2.11.21

She wants to die to reenact the trauma of the death of her father. —Raconte-t-il une histoire vraie, cet homme d’un certain âge à la terrasse du café les deux musées, ou résume-t-il un conte horrifique, un film, un épisode d’une série télévisé ? Ne m’étant pas arrêté pour lui poser la question en sortant du Musée d’Orsay, je ne le saurai sans doute jamais. Et c’est mieux ainsi : si je m’étais arrêté, je lui aurais dit que cette situation était paradoxale car, si elle meurt, elle ne répétera pas le traumatisme de la mort de son père, elle mourra tout simplement, or, il faut qu’elle vive pour revivre.
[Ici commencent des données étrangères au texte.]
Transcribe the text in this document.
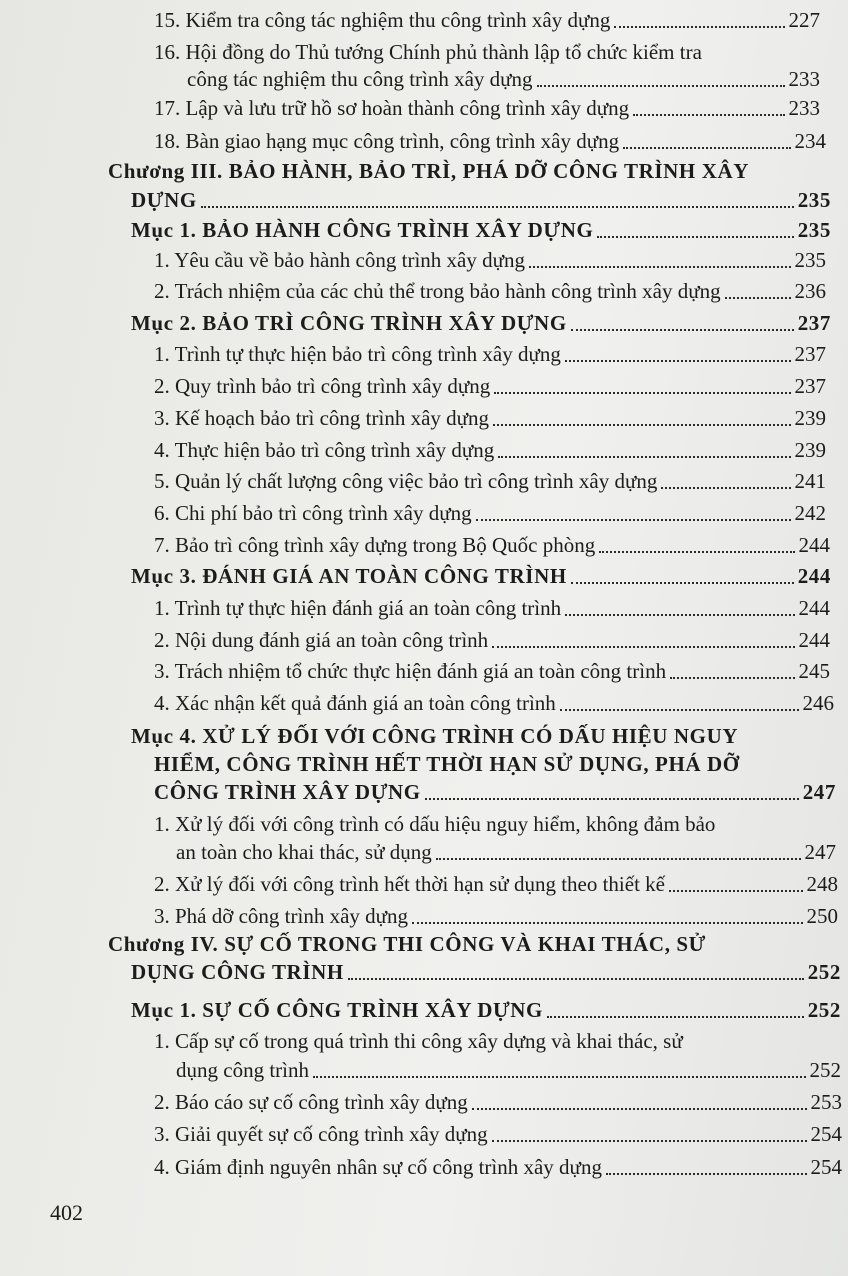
15. Kiểm tra công tác nghiệm thu công trình xây dựng	227
16. Hội đồng do Thủ tướng Chính phủ thành lập tổ chức kiểm tra
công tác nghiệm thu công trình xây dựng	233
17. Lập và lưu trữ hồ sơ hoàn thành công trình xây dựng	233
18. Bàn giao hạng mục công trình, công trình xây dựng	234
Chương III. BẢO HÀNH, BẢO TRÌ, PHÁ DỠ CÔNG TRÌNH XÂY
DỰNG	235
Mục 1. BẢO HÀNH CÔNG TRÌNH XÂY DỰNG	235
1. Yêu cầu về bảo hành công trình xây dựng	235
2. Trách nhiệm của các chủ thể trong bảo hành công trình xây dựng	236
Mục 2. BẢO TRÌ CÔNG TRÌNH XÂY DỰNG	237
1. Trình tự thực hiện bảo trì công trình xây dựng	237
2. Quy trình bảo trì công trình xây dựng	237
3. Kế hoạch bảo trì công trình xây dựng	239
4. Thực hiện bảo trì công trình xây dựng	239
5. Quản lý chất lượng công việc bảo trì công trình xây dựng	241
6. Chi phí bảo trì công trình xây dựng	242
7. Bảo trì công trình xây dựng trong Bộ Quốc phòng	244
Mục 3. ĐÁNH GIÁ AN TOÀN CÔNG TRÌNH	244
1. Trình tự thực hiện đánh giá an toàn công trình	244
2. Nội dung đánh giá an toàn công trình	244
3. Trách nhiệm tổ chức thực hiện đánh giá an toàn công trình	245
4. Xác nhận kết quả đánh giá an toàn công trình	246
Mục 4. XỬ LÝ ĐỐI VỚI CÔNG TRÌNH CÓ DẤU HIỆU NGUY
HIỂM, CÔNG TRÌNH HẾT THỜI HẠN SỬ DỤNG, PHÁ DỠ
CÔNG TRÌNH XÂY DỰNG	247
1. Xử lý đối với công trình có dấu hiệu nguy hiểm, không đảm bảo
an toàn cho khai thác, sử dụng	247
2. Xử lý đối với công trình hết thời hạn sử dụng theo thiết kế	248
3. Phá dỡ công trình xây dựng	250
Chương IV. SỰ CỐ TRONG THI CÔNG VÀ KHAI THÁC, SỬ
DỤNG CÔNG TRÌNH	252
Mục 1. SỰ CỐ CÔNG TRÌNH XÂY DỰNG	252
1. Cấp sự cố trong quá trình thi công xây dựng và khai thác, sử
dụng công trình	252
2. Báo cáo sự cố công trình xây dựng	253
3. Giải quyết sự cố công trình xây dựng	254
4. Giám định nguyên nhân sự cố công trình xây dựng	254
402
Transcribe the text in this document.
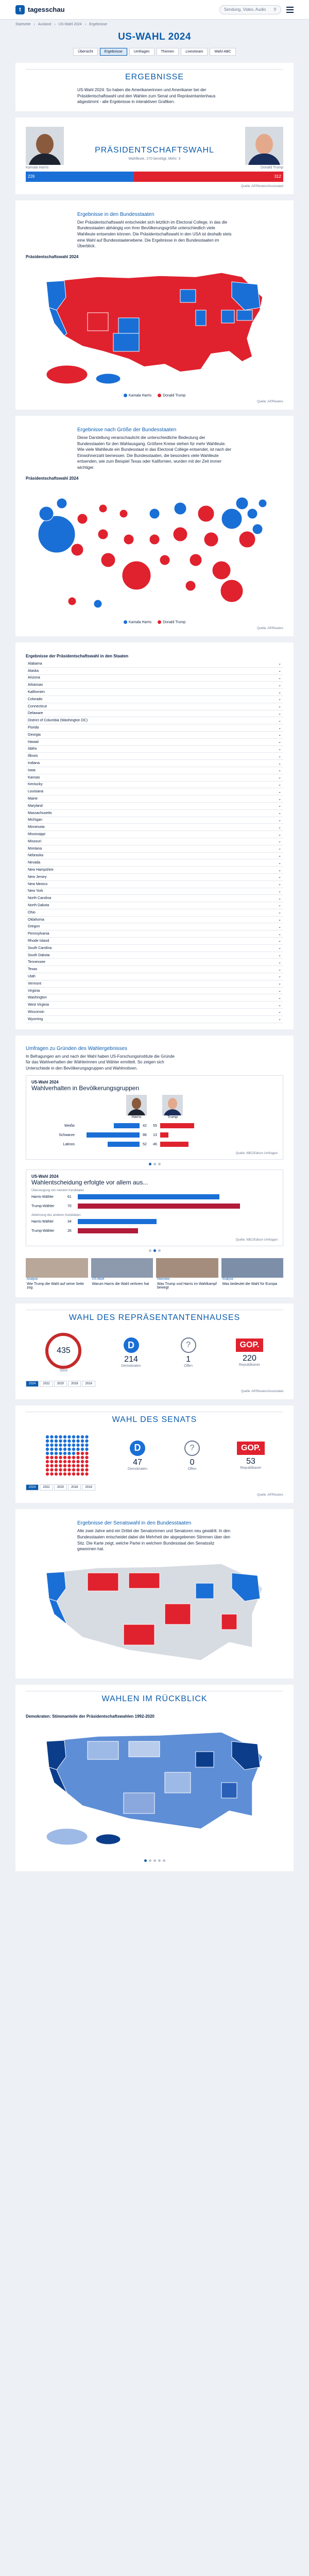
t	tagesschau	Sendung, Video, Audio ⚲
Startseite › Ausland › US-Wahl 2024 › Ergebnisse
US-WAHL 2024
Übersicht	Ergebnisse	Umfragen	Themen	Livestream	Wahl-ABC
ERGEBNISSE

US-Wahl 2024: So haben die Amerikanerinnen und Amerikaner bei der Präsidentschaftswahl und den Wahlen zum Senat und Repräsentantenhaus abgestimmt - alle Ergebnisse in interaktiven Grafiken.

PRÄSIDENTSCHAFTSWAHL
Wahlleute, 270 benötigt, Mehr: 3
Kamala Harris	Donald Trump
226	312
Quelle: AP/Reuters/Associated
Ergebnisse in den Bundesstaaten

Der Präsidentschaftswahl entscheidet sich letztlich im Electoral College, in das die Bundesstaaten abhängig von ihrer Bevölkerungsgröße unterschiedlich viele Wahlleute entsenden können. Die Präsidentschaftswahl in den USA ist deshalb stets eine Wahl auf Bundesstaatenebene. Die Ergebnisse in den Bundesstaaten im Überblick.

Präsidentschaftswahl 2024
Kamala Harris	Donald Trump
Quelle: AP/Reuters
Ergebnisse nach Größe der Bundesstaaten

Diese Darstellung veranschaulicht die unterschiedliche Bedeutung der Bundesstaaten für den Wahlausgang. Größere Kreise stehen für mehr Wahlleute. Wie viele Wahlleute ein Bundesstaat in das Electoral College entsendet, ist nach der Einwohnerzahl bemessen. Die Bundesstaaten, die besonders viele Wahlleute entsenden, wie zum Beispiel Texas oder Kalifornien, wurden mit der Zeit immer wichtiger.

Präsidentschaftswahl 2024
Kamala Harris	Donald Trump
Quelle: AP/Reuters
Ergebnisse der Präsidentschaftswahl in den Staaten
Alabama	⌄
Alaska	⌄
Arizona	⌄
Arkansas	⌄
Kalifornien	⌄
Colorado	⌄
Connecticut	⌄
Delaware	⌄
District of Columbia (Washington DC)	⌄
Florida	⌄
Georgia	⌄
Hawaii	⌄
Idaho	⌄
Illinois	⌄
Indiana	⌄
Iowa	⌄
Kansas	⌄
Kentucky	⌄
Louisiana	⌄
Maine	⌄
Maryland	⌄
Massachusetts	⌄
Michigan	⌄
Minnesota	⌄
Mississippi	⌄
Missouri	⌄
Montana	⌄
Nebraska	⌄
Nevada	⌄
New Hampshire	⌄
New Jersey	⌄
New Mexico	⌄
New York	⌄
North Carolina	⌄
North Dakota	⌄
Ohio	⌄
Oklahoma	⌄
Oregon	⌄
Pennsylvania	⌄
Rhode Island	⌄
South Carolina	⌄
South Dakota	⌄
Tennessee	⌄
Texas	⌄
Utah	⌄
Vermont	⌄
Virginia	⌄
Washington	⌄
West Virginia	⌄
Wisconsin	⌄
Wyoming	⌄
Umfragen zu Gründen des Wahlergebnisses

In Befragungen am und nach der Wahl haben US-Forschungsinstitute die Gründe für das Wahlverhalten der Wählerinnen und Wähler ermittelt. So zeigen sich Unterschiede in den Bevölkerungsgruppen und Wahlmotiven.

US-Wahl 2024
Wahlverhalten in Bevölkerungsgruppen
Harris	Trump
Weiße	42	55
Schwarze	86	13
Latinos	52	46
Quelle: NBC/Edison Umfragen
US-Wahl 2024
Wahlentscheidung erfolgte vor allem aus...
Überzeugung von meinem Kandidaten
Harris-Wähler	61
Trump-Wähler	70
Ablehnung des anderen Kandidaten
Harris-Wähler	34
Trump-Wähler	26
Quelle: NBC/Edison Umfragen
Analyse
Wie Trump die Wahl auf seine Seite zog
US-Wahl
Warum Harris die Wahl verloren hat
Interview
Was Trump und Harris im Wahlkampf bewegt
Analyse
Was bedeutet die Wahl für Europa
WAHL DES REPRÄSENTANTENHAUSES
435
Sitze
D
214
Demokraten
?
1
Offen
GOP.
220
Republikaner
2024	2022	2020	2018	2016
Quelle: AP/Reuters/Associated
WAHL DES SENATS
D
47
Demokraten
?
0
Offen
GOP.
53
Republikaner
2024	2022	2020	2018	2016
Quelle: AP/Reuters
Ergebnisse der Senatswahl in den Bundesstaaten

Alle zwei Jahre wird ein Drittel der Senatorinnen und Senatoren neu gewählt. In den Bundesstaaten entscheidet dabei die Mehrheit der abgegebenen Stimmen über den Sitz. Die Karte zeigt, welche Partei in welchem Bundesstaat den Senatssitz gewonnen hat.

WAHLEN IM RÜCKBLICK
Demokraten: Stimmanteile der Präsidentschaftswahlen 1992-2020
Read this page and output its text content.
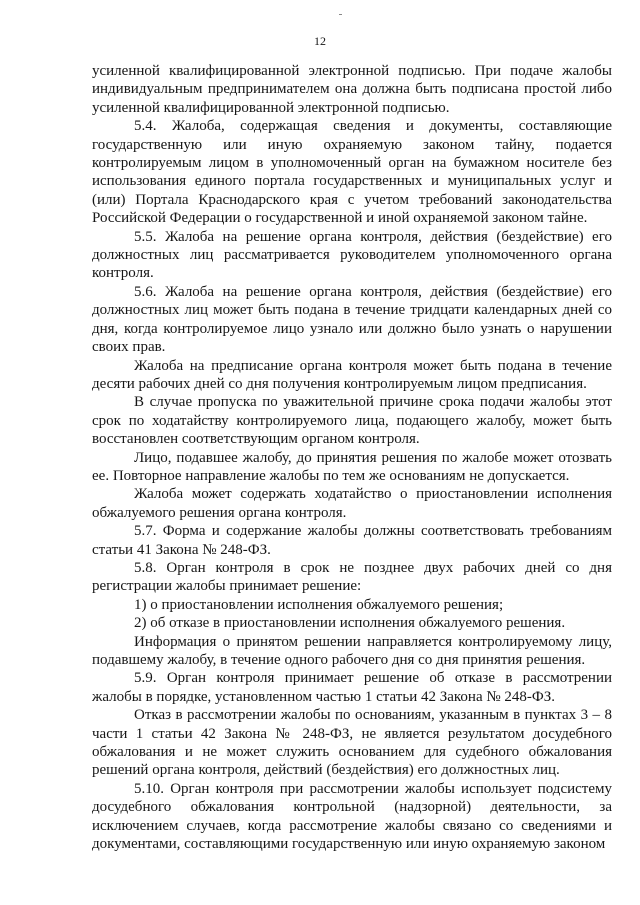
12

усиленной квалифицированной электронной подписью. При подаче жалобы индивидуальным предпринимателем она должна быть подписана простой либо усиленной квалифицированной электронной подписью.

5.4. Жалоба, содержащая сведения и документы, составляющие государственную или иную охраняемую законом тайну, подается контролируемым лицом в уполномоченный орган на бумажном носителе без использования единого портала государственных и муниципальных услуг и (или) Портала Краснодарского края с учетом требований законодательства Российской Федерации о государственной и иной охраняемой законом тайне.

5.5. Жалоба на решение органа контроля, действия (бездействие) его должностных лиц рассматривается руководителем уполномоченного органа контроля.

5.6. Жалоба на решение органа контроля, действия (бездействие) его должностных лиц может быть подана в течение тридцати календарных дней со дня, когда контролируемое лицо узнало или должно было узнать о нарушении своих прав.

Жалоба на предписание органа контроля может быть подана в течение десяти рабочих дней со дня получения контролируемым лицом предписания.

В случае пропуска по уважительной причине срока подачи жалобы этот срок по ходатайству контролируемого лица, подающего жалобу, может быть восстановлен соответствующим органом контроля.

Лицо, подавшее жалобу, до принятия решения по жалобе может отозвать ее. Повторное направление жалобы по тем же основаниям не допускается.

Жалоба может содержать ходатайство о приостановлении исполнения обжалуемого решения органа контроля.

5.7. Форма и содержание жалобы должны соответствовать требованиям статьи 41 Закона № 248-ФЗ.

5.8. Орган контроля в срок не позднее двух рабочих дней со дня регистрации жалобы принимает решение:

1) о приостановлении исполнения обжалуемого решения;

2) об отказе в приостановлении исполнения обжалуемого решения.

Информация о принятом решении направляется контролируемому лицу, подавшему жалобу, в течение одного рабочего дня со дня принятия решения.

5.9. Орган контроля принимает решение об отказе в рассмотрении жалобы в порядке, установленном частью 1 статьи 42 Закона № 248-ФЗ.

Отказ в рассмотрении жалобы по основаниям, указанным в пунктах 3 – 8 части 1 статьи 42 Закона № 248-ФЗ, не является результатом досудебного обжалования и не может служить основанием для судебного обжалования решений органа контроля, действий (бездействия) его должностных лиц.

5.10. Орган контроля при рассмотрении жалобы использует подсистему досудебного обжалования контрольной (надзорной) деятельности, за исключением случаев, когда рассмотрение жалобы связано со сведениями и документами, составляющими государственную или иную охраняемую законом
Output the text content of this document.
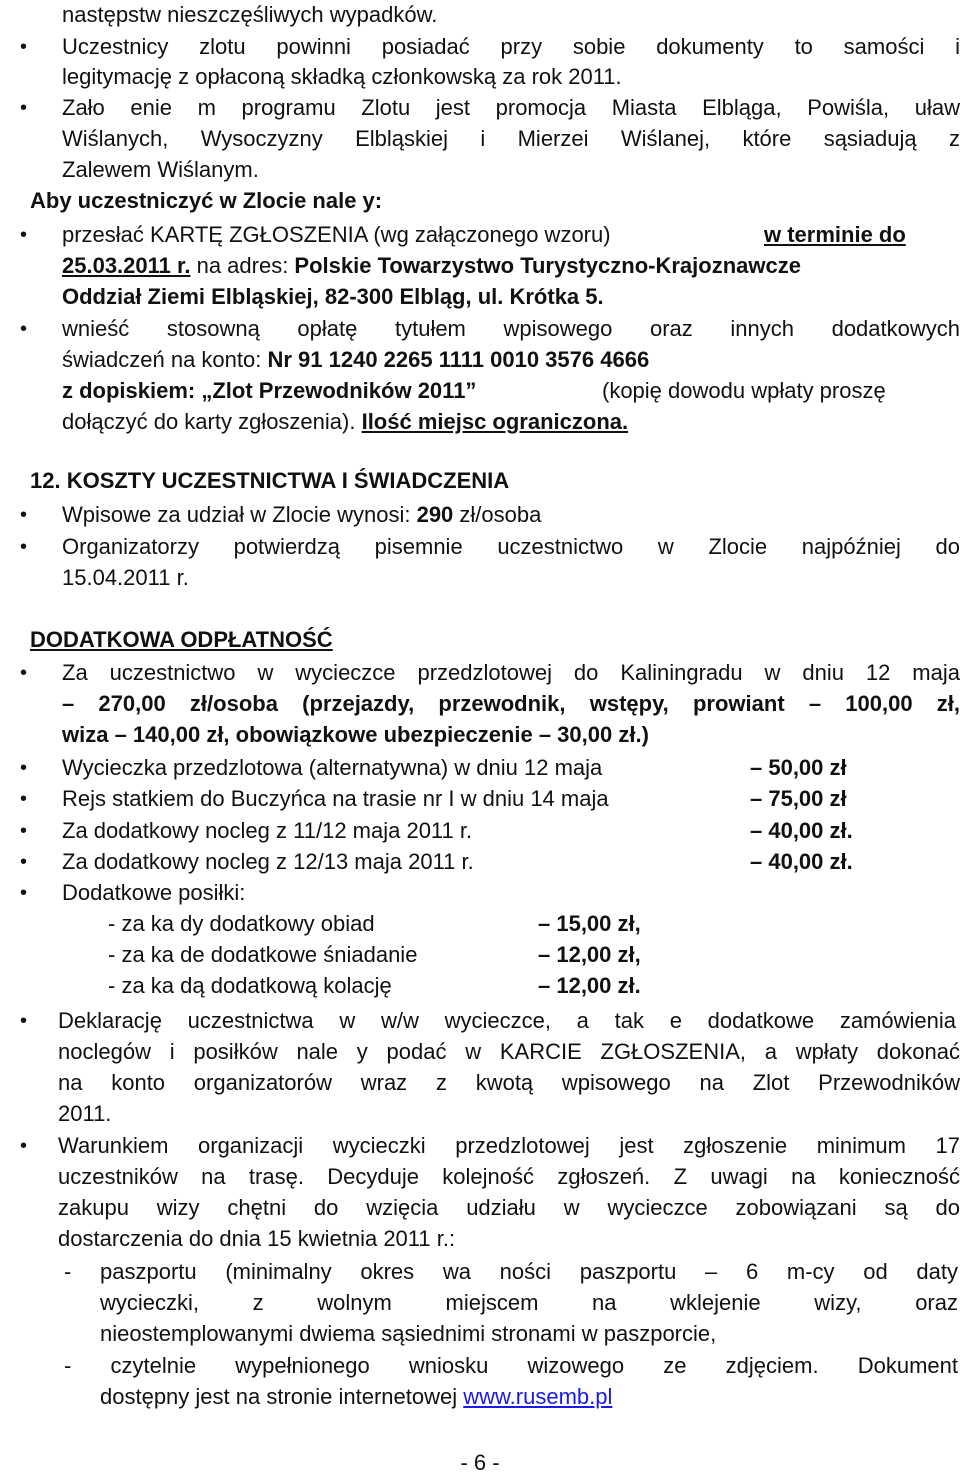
następstw nieszczęśliwych wypadków.
• Uczestnicy zlotu powinni posiadać przy sobie dokumenty to samości i
legitymację z opłaconą składką członkowską za rok 2011.
• Zało enie m programu Zlotu jest promocja Miasta Elbląga, Powiśla, uław
Wiślanych, Wysoczyzny Elbląskiej i Mierzei Wiślanej, które sąsiadują z
Zalewem Wiślanym.
Aby uczestniczyć w Zlocie nale y:
• przesłać KARTĘ ZGŁOSZENIA (wg załączonego wzoru)	w terminie do
25.03.2011 r. na adres: Polskie Towarzystwo Turystyczno-Krajoznawcze
Oddział Ziemi Elbląskiej, 82-300 Elbląg, ul. Krótka 5.
• wnieść stosowną opłatę tytułem wpisowego oraz innych dodatkowych
świadczeń na konto: Nr 91 1240 2265 1111 0010 3576 4666
z dopiskiem: „Zlot Przewodników 2011”	(kopię dowodu wpłaty proszę
dołączyć do karty zgłoszenia). Ilość miejsc ograniczona.
12. KOSZTY UCZESTNICTWA I ŚWIADCZENIA
• Wpisowe za udział w Zlocie wynosi: 290 zł/osoba
• Organizatorzy potwierdzą pisemnie uczestnictwo w Zlocie najpóźniej do
15.04.2011 r.
DODATKOWA ODPŁATNOŚĆ
• Za uczestnictwo w wycieczce przedzlotowej do Kaliningradu w dniu 12 maja
– 270,00 zł/osoba (przejazdy, przewodnik, wstępy, prowiant – 100,00 zł,
wiza – 140,00 zł, obowiązkowe ubezpieczenie – 30,00 zł.)
• Wycieczka przedzlotowa (alternatywna) w dniu 12 maja	– 50,00 zł
• Rejs statkiem do Buczyńca na trasie nr I w dniu 14 maja	– 75,00 zł
• Za dodatkowy nocleg z 11/12 maja 2011 r.	– 40,00 zł.
• Za dodatkowy nocleg z 12/13 maja 2011 r.	– 40,00 zł.
• Dodatkowe posiłki:
- za ka dy dodatkowy obiad	– 15,00 zł,
- za ka de dodatkowe śniadanie	– 12,00 zł,
- za ka dą dodatkową kolację	– 12,00 zł.
• Deklarację uczestnictwa w w/w wycieczce, a tak e dodatkowe zamówienia
noclegów i posiłków nale y podać w KARCIE ZGŁOSZENIA, a wpłaty dokonać
na konto organizatorów wraz z kwotą wpisowego na Zlot Przewodników
2011.
• Warunkiem organizacji wycieczki przedzlotowej jest zgłoszenie minimum 17
uczestników na trasę. Decyduje kolejność zgłoszeń. Z uwagi na konieczność
zakupu wizy chętni do wzięcia udziału w wycieczce zobowiązani są do
dostarczenia do dnia 15 kwietnia 2011 r.:
- paszportu (minimalny okres wa ności paszportu – 6 m-cy od daty
wycieczki, z wolnym miejscem na wklejenie wizy, oraz
nieostemplowanymi dwiema sąsiednimi stronami w paszporcie,
- czytelnie wypełnionego wniosku wizowego ze zdjęciem. Dokument
dostępny jest na stronie internetowej www.rusemb.pl
- 6 -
À moins, c’est une hypothèse que je formule à présent, à moins qu’elle doive mourir pour qu’une tierce personne (sa fille, puisqu’il est question de her father) répète le traumatisme de la mort de son père, mais alors il ne s’agirait pas de la répétition du traumatisme précédent, mais d’un nouveau traumatisme, qu’elle aurait à revivre par la suite, on n’en finit plus, et puis pourquoi diable vouloir infliger des traumatismes à des tierces personnes ? Non, vraiment, lui aurais-je dit, vraiment, si c’est le résumé d’un conte fantastique, c’est stupide, et si c’est une histoire vraie, lisez des contes fantastiques, cela vous donnera de bonnes idées pour vos histoires vraies. Devant l’hommage à Delacroix de Fantin-Latour, je suis frappé par la représentation de Baudelaire, qui me semble flou. Un flou singulier qui épouse son regard absent sous ce front immense que dégage la crinière grise d’un vieux fauve fatigué, les lèvres fines quasi effacées, la lassitude de la pose, la tristesse à laquelle on croirait presque n’était ce mouchoir de poche blanc dans la veste croisée noire dont le chu savamment étudié (on dirait qu’il va tomber, c’est-à-dire, mais tient droit, son coin pointant vers Whistler) signifie que tout cela est pensé. Je regrette qu’il n’y ait pas de grand tableau de Baudelaire (le Courbet de 1847 n’est guère qu’une scène de genre), un tableau qui aurait été comme une icône, comme le Saint-Jérôme du Greco ou du Caravage, une œuvre devant laquelle se prosterner, qui donne conscience de la misère, du mystère, de la grandeur, oui, quelque chose d’immense, de plus grand que nous. Mais non rien.